Petro parlait d'"anti-impérialisme énergétique", défiant un certain Donald Trump qui occupait alors - déjà ! - la Maison-Blanche américaine. Ces querelles géopolitiques autour des hydrocarbures nous semblent aujourd'hui aussi surannées que les disputes médiévales sur le commerce des épices. Comment ces anciens pouvaient-ils imaginer qu'on puisse "sortir" du pétrole par décret présidentiel ?
Ils ne savaient pas encore que la véritable révolution viendrait des laboratoires de bio-ingénierie de Bangalore et des fermes solaires orbitales.
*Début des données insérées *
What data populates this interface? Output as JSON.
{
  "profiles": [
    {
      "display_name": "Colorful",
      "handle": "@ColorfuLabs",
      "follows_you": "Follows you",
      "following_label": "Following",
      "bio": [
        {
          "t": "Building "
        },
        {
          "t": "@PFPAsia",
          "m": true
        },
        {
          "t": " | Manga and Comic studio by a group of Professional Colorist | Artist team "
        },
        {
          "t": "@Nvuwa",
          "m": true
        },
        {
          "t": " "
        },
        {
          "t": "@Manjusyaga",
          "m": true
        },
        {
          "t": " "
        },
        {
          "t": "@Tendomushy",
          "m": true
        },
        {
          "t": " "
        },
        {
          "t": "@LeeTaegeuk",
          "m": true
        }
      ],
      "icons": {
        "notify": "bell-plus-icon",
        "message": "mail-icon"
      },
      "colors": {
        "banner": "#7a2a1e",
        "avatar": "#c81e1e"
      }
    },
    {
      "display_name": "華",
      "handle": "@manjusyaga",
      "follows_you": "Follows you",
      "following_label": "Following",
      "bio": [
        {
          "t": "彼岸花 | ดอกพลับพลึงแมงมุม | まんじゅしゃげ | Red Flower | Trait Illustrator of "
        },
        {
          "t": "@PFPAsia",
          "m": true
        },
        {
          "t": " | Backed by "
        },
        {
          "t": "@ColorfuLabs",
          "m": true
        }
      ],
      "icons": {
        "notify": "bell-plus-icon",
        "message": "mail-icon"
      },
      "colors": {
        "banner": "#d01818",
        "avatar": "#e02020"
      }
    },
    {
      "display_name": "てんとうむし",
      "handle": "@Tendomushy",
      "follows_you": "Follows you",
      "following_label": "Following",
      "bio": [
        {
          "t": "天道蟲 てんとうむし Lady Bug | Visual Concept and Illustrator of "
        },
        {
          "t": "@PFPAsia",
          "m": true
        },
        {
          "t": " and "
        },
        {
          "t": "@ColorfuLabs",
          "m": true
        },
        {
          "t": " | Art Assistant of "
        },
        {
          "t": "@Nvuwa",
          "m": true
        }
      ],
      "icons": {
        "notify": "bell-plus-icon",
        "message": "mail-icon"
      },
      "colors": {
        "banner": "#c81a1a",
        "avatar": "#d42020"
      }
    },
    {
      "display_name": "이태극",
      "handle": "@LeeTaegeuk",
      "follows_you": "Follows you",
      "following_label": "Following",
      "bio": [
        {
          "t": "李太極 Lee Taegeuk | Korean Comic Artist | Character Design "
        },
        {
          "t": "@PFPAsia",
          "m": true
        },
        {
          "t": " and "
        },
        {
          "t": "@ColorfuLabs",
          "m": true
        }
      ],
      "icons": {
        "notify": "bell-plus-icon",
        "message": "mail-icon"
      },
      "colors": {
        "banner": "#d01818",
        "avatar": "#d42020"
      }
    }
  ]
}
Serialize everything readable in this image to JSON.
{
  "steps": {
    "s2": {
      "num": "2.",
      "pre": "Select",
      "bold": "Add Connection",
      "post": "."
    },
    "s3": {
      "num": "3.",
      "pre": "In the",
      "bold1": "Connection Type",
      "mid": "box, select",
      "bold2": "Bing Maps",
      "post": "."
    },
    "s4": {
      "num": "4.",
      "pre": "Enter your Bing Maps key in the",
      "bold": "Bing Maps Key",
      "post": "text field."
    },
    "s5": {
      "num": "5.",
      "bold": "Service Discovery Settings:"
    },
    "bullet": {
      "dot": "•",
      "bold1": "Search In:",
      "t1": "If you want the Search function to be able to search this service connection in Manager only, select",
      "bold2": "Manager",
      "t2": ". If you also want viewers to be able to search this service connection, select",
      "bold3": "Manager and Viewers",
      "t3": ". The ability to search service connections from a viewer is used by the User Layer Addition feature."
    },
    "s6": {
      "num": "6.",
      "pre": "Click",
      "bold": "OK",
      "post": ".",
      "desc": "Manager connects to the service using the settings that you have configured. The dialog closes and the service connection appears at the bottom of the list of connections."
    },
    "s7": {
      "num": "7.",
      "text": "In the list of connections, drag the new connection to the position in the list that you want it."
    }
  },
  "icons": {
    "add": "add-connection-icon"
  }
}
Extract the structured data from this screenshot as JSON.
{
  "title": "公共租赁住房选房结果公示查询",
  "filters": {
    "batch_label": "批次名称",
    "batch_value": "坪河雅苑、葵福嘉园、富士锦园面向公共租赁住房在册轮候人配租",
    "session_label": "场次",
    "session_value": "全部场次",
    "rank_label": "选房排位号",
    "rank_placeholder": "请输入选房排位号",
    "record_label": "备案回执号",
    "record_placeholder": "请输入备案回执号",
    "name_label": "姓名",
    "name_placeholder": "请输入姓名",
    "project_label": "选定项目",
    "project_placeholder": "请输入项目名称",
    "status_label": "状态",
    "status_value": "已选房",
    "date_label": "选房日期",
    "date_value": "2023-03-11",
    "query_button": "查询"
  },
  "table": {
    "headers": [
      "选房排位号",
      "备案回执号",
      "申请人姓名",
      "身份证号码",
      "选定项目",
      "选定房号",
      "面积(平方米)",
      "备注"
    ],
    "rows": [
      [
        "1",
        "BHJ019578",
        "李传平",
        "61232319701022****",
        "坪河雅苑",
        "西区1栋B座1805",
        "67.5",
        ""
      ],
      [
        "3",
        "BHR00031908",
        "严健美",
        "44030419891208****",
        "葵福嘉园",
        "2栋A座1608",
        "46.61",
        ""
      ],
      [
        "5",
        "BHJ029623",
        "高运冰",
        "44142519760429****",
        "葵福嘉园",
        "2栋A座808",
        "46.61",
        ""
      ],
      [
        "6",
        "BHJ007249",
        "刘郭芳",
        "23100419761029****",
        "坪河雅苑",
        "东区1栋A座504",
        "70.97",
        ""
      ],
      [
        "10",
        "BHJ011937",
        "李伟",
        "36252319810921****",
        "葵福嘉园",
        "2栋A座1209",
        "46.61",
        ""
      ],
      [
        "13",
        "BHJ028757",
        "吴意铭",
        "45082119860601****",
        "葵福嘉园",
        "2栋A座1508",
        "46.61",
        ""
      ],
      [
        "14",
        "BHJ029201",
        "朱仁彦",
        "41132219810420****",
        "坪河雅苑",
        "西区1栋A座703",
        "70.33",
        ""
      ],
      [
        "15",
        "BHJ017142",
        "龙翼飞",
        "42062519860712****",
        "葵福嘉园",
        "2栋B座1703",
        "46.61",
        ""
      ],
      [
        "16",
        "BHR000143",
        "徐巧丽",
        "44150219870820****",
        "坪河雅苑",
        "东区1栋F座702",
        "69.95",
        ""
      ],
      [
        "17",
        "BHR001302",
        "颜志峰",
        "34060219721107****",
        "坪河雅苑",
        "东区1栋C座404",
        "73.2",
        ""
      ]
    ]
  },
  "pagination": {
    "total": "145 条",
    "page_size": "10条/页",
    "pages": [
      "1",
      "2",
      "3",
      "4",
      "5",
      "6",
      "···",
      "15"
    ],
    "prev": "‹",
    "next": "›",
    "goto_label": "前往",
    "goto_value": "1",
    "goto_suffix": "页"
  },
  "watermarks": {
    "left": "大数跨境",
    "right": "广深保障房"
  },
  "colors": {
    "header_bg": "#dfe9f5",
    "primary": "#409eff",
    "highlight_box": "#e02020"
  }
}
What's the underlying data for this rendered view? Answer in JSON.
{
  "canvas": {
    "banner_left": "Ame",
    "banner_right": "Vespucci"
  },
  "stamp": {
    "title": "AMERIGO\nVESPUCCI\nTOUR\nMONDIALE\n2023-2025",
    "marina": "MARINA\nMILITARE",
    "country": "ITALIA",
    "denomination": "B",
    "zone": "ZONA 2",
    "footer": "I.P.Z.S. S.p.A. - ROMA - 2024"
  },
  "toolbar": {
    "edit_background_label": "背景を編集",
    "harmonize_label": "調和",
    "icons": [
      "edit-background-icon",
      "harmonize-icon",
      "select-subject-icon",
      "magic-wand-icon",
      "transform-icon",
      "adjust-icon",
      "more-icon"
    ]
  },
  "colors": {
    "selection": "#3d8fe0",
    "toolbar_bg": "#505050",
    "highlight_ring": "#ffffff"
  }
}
Ils ignoraient que la Grande Pénurie de 2031 résoudrait plus efficacement en dix-huit mois ce que leurs sommets climatiques n'arrivaient pas à accomplir en décennies.
"Petro incarnait cette génération de dirigeants qui confondait encore volontarisme politique et réalité physique", analyse la Dr. Elena Vasquez-Chen, spécialiste des transitions énergétiques historiques à l'Institut Eurafricain de Prospective. "Il avait l'intuition juste - sortir des fossiles - mais il pensait pouvoir y arriver avec les outils désuets de la démocratie représentative du XXe siècle."
Car enfin, regardons les faits : la Colombie a effectivement abandonné le pétrole, mais seulement après que les consortiums algorithmiques de la Ligue Pacifique ont racheté l'ensemble de ses gisements pour les reconvertir en centres de stockage quantique. Pas exactement le scénario révolutionnaire qu'avait en tête notre idéaliste de Bogota.
Il y a quelque chose de touchant dans ces velléités d'antan. Ces dirigeants croyaient dur comme fer qu'on pouvait changer le cours de l'histoire par la seule force de la conviction. Ils organisaient des "COP", ces grand-messes climatiques où l'on signait des accords que personne ne respectait. Ils brandissaient des "transitions justes" comme des étendards, sans comprendre que l'histoire n'a que faire de nos notions de justice.
Aujourd'hui, tandis que la dernière raffinerie de Barrancas ferme ses portes - reconvertie en musée de la civilisation carbonée -, on peut sourire avec tendresse de ces combats d'arrière-garde. La Colombie post-pétrolière dont rêvait Petro existe bel et bien. Elle exporte désormais sa biodiversité synthétique vers les colonies lunaires et ses algorithmes de reforestation climatique alimentent les terraformeurs martiens.
Mais cette transition s'est faite sans lui, par lui, malgré lui. L'histoire a ses propres logiques, qui dépassent infiniment nos petites ambitions humaines.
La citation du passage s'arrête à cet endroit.